Fried foods may not be as harmful to the heart if olive oil or sunflower oil is used to prepare them, experts say, quoted by 

Scientists from the Autonomous University of Madrid have not found an increased risk of heart disease associated with foods processed in this way.
However, the conclusion does not apply to products with lard or other cooking fat.
When food is fried, it becomes more caloric as it absorbs some of the oil or butter. Consumption of foods rich in fat in the long run leads to high cholesterol and high blood pressure, which are risk factors for cardiovascular disease.
For the purposes of the study, the experts examined the diet of 40,757 adults and the way they prepare food.

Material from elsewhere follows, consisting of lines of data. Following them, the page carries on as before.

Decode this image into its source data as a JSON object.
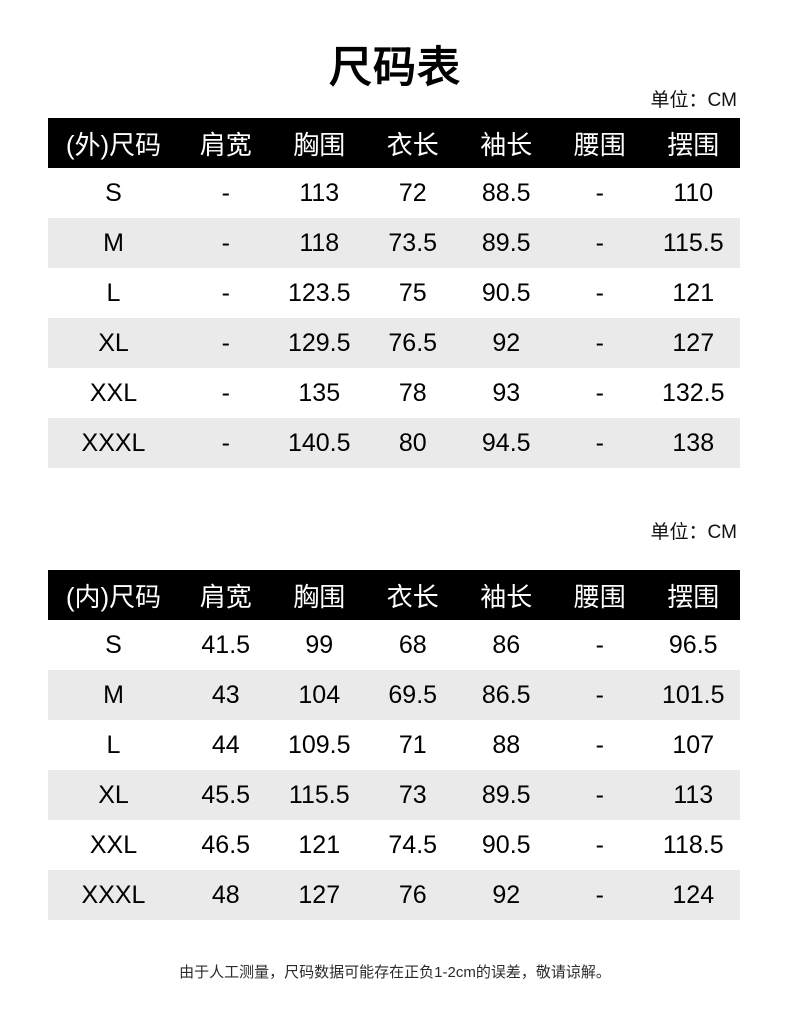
{
  "page": {
    "title": "尺码表",
    "footer_note": "由于人工测量，尺码数据可能存在正负1-2cm的误差，敬请谅解。"
  },
  "colors": {
    "header_bg": "#000000",
    "header_text": "#ffffff",
    "row_alt_bg": "#eaeaea",
    "body_text": "#000000",
    "background": "#ffffff"
  },
  "tables": [
    {
      "name": "outer-size-table",
      "unit_label": "单位：CM",
      "columns": [
        "(外)尺码",
        "肩宽",
        "胸围",
        "衣长",
        "袖长",
        "腰围",
        "摆围"
      ],
      "rows": [
        [
          "S",
          "-",
          "113",
          "72",
          "88.5",
          "-",
          "110"
        ],
        [
          "M",
          "-",
          "118",
          "73.5",
          "89.5",
          "-",
          "115.5"
        ],
        [
          "L",
          "-",
          "123.5",
          "75",
          "90.5",
          "-",
          "121"
        ],
        [
          "XL",
          "-",
          "129.5",
          "76.5",
          "92",
          "-",
          "127"
        ],
        [
          "XXL",
          "-",
          "135",
          "78",
          "93",
          "-",
          "132.5"
        ],
        [
          "XXXL",
          "-",
          "140.5",
          "80",
          "94.5",
          "-",
          "138"
        ]
      ]
    },
    {
      "name": "inner-size-table",
      "unit_label": "单位：CM",
      "columns": [
        "(内)尺码",
        "肩宽",
        "胸围",
        "衣长",
        "袖长",
        "腰围",
        "摆围"
      ],
      "rows": [
        [
          "S",
          "41.5",
          "99",
          "68",
          "86",
          "-",
          "96.5"
        ],
        [
          "M",
          "43",
          "104",
          "69.5",
          "86.5",
          "-",
          "101.5"
        ],
        [
          "L",
          "44",
          "109.5",
          "71",
          "88",
          "-",
          "107"
        ],
        [
          "XL",
          "45.5",
          "115.5",
          "73",
          "89.5",
          "-",
          "113"
        ],
        [
          "XXL",
          "46.5",
          "121",
          "74.5",
          "90.5",
          "-",
          "118.5"
        ],
        [
          "XXXL",
          "48",
          "127",
          "76",
          "92",
          "-",
          "124"
        ]
      ]
    }
  ]
}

None of the participants showed signs of cardiovascular disease at the start of the study. Eleven years later, researchers recorded 606 cases of heart disease and 1,134 fatal accidents.
Researchers have not found a link between the development of heart disease and the consumption of fried foods. According to them, it depends on the type of fat used in cooking.  
The myth that frying food in general is bad for the heart is not supported by the available evidence, says Prof. Michael Leitzmann of the University of Regensburg, Germany. But that does not mean that frequent consumption of chips and other fatty foods will not have health consequences, he added.
Regardless of the cooking methods used, eating foods high in fat means high calorie intake, said Victoria Taylor of the British Heart Foundation. This can lead to weight gain and obesity, which is a risk factor for cardiovascular disease. Good for a healthy heart is a well-balanced diet with plenty of fruits and vegetables, including low consumption of foods rich in fat.